Configuration Parameter | Description | Default Value |
---|---|---|
returnGroups | Indicates if groups need to be returned during authentication. | false |
groupAttrID | RADIUS attribute ID for the group mapping. Groups are returned as part of this RADIUS attribute. | 1 (for Oracle) |
groupAttrVendorID | RADIUS vendor ID for the group mapping. Groups are returned as part of this RADIUS attribute. | 111 (for ORACLE_ROLE attribute) |
groupAsSingleString | Returns group details as a single string in response separated by a delimiter that is configured if it's true. | false |
groupAsSingleStringDelimiter | Delimiter used when groups are returned as single string. | , |
allowTokenInPassword | Indicates if synchronous login mode (Password, delimiter,token concatenation) is enabled/disabled. | true |
defaultTokenLength | Length of the token for synchronous login mode. This represents the token length of the DefaultSecondFactor configured. | 6 |
appendDelimiter | Delimiter used for synchronous mode ( Password+delimiter+token), for example: password;123456 | ; |
defaultSecondFactor | Default Second Factor. This Factor will be used when no preferred factor is available for the user from the User Preferences of Oracle Advanced Authentication and synchronous mode is used in the RADIUS Request. | ChallengeOMATOTP |
mfaOptions | Additional Oracle Advanced Authentication Provider specific options like "assuranceLevel", "factorChoices" (for auto-wiring of Oracle RADIUS Agent and Oracle Advanced Authentication), "defaultGroup" for setting default group name that is passed to Oracle Advanced Authentication. | {"defaultGroup" : "Default"} |
allowSpecificFactorInPassword | Indicates if directly invoking Specific Factor by enduser is enabled or not. | false |
radiusFactorToMFAFactorMap | RADIUSAgent's Factor to MFA Provider's Factor mapping.
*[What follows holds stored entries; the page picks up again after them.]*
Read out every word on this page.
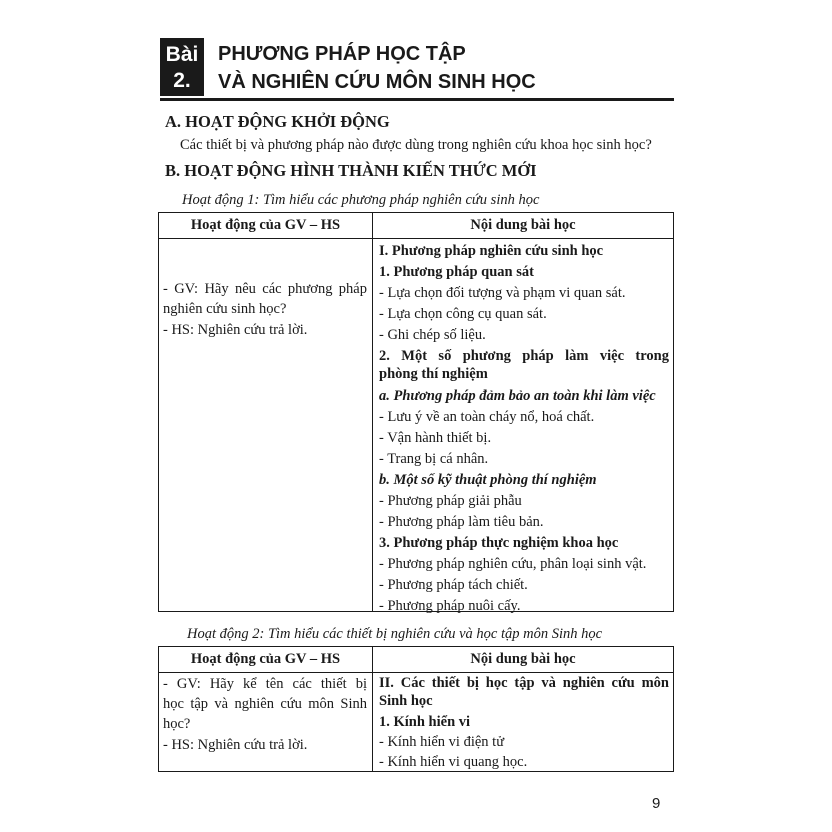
Bài
2.
PHƯƠNG PHÁP HỌC TẬP
VÀ NGHIÊN CỨU MÔN SINH HỌC
A. HOẠT ĐỘNG KHỞI ĐỘNG
Các thiết bị và phương pháp nào được dùng trong nghiên cứu khoa học sinh học?
B. HOẠT ĐỘNG HÌNH THÀNH KIẾN THỨC MỚI
Hoạt động 1: Tìm hiểu các phương pháp nghiên cứu sinh học
Hoạt động của GV – HS	Nội dung bài học
- GV: Hãy nêu các phương pháp
nghiên cứu sinh học?
- HS: Nghiên cứu trả lời.
I. Phương pháp nghiên cứu sinh học
1. Phương pháp quan sát
- Lựa chọn đối tượng và phạm vi quan sát.
- Lựa chọn công cụ quan sát.
- Ghi chép số liệu.
2. Một số phương pháp làm việc trong
phòng thí nghiệm
a. Phương pháp đảm bảo an toàn khi làm việc
- Lưu ý về an toàn cháy nổ, hoá chất.
- Vận hành thiết bị.
- Trang bị cá nhân.
b. Một số kỹ thuật phòng thí nghiệm
- Phương pháp giải phẫu
- Phương pháp làm tiêu bản.
3. Phương pháp thực nghiệm khoa học
- Phương pháp nghiên cứu, phân loại sinh vật.
- Phương pháp tách chiết.
- Phương pháp nuôi cấy.
Hoạt động 2: Tìm hiểu các thiết bị nghiên cứu và học tập môn Sinh học
Hoạt động của GV – HS	Nội dung bài học
- GV: Hãy kể tên các thiết bị
học tập và nghiên cứu môn Sinh
học?
- HS: Nghiên cứu trả lời.
II. Các thiết bị học tập và nghiên cứu môn
Sinh học
1. Kính hiển vi
- Kính hiển vi điện tử
- Kính hiển vi quang học.
9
These keywords can be used to invoke a specific factor for MFA. | {"totp": "ChallengeOMATOTP", "yubikey": "ChallengeYubicoOTP", "sms": "ChallengeSMS", "mail": "ChallengeEmail"} |
userAttrMap | Represents mapping for user attributes from primary authenticator to specified RADIUS Attributes which are to be returned during authentication. | None |
groupNameMapping | Mappings to map group names in primary authenticator to different values. | None |
factorToTokenLengthMap | RADIUS Factor to factor token length mapping. | {"ChallengeOMATOTP": 6, "ChallengeYubicoOTP": 44} |
The table below outlines the Preferences - UserAttrMapping configuration properties for the configuration type: "userAttrMap:"
Configuration Parameter | Description | Default Value |
---|---|---|
vendorId | Vendor ID associated of the mapped RADIUS user attribute | None |
attrName | User attribute name in primary authenticator | None |
attrId | Attribute id of the mapped RADIUS user attribute | None |
2.13 Setting Up Load Balancing
As the Oracle RADIUS Agent Container instance is stateless, you can set up load balancing and high availability by deploying multiple Oracle RADIUS Agent instances behind a load balancer. You can start a new Oracle RADIUS Agent Container instance easily by pointing to the persisted configurations on the volume. This allows easy horizontal scaling.
Session Persistence
When deploying Oracle RADIUS Agent with a load balancer, you need to configure in the load balancer the session persistence based on the IP address of the end user. This is specifically needed since RADIUS is based on User Datagram Protocol and Multi-factor Authentication requests in RADIUS use RADIUS challenge response flow, which uses different RADIUS packets.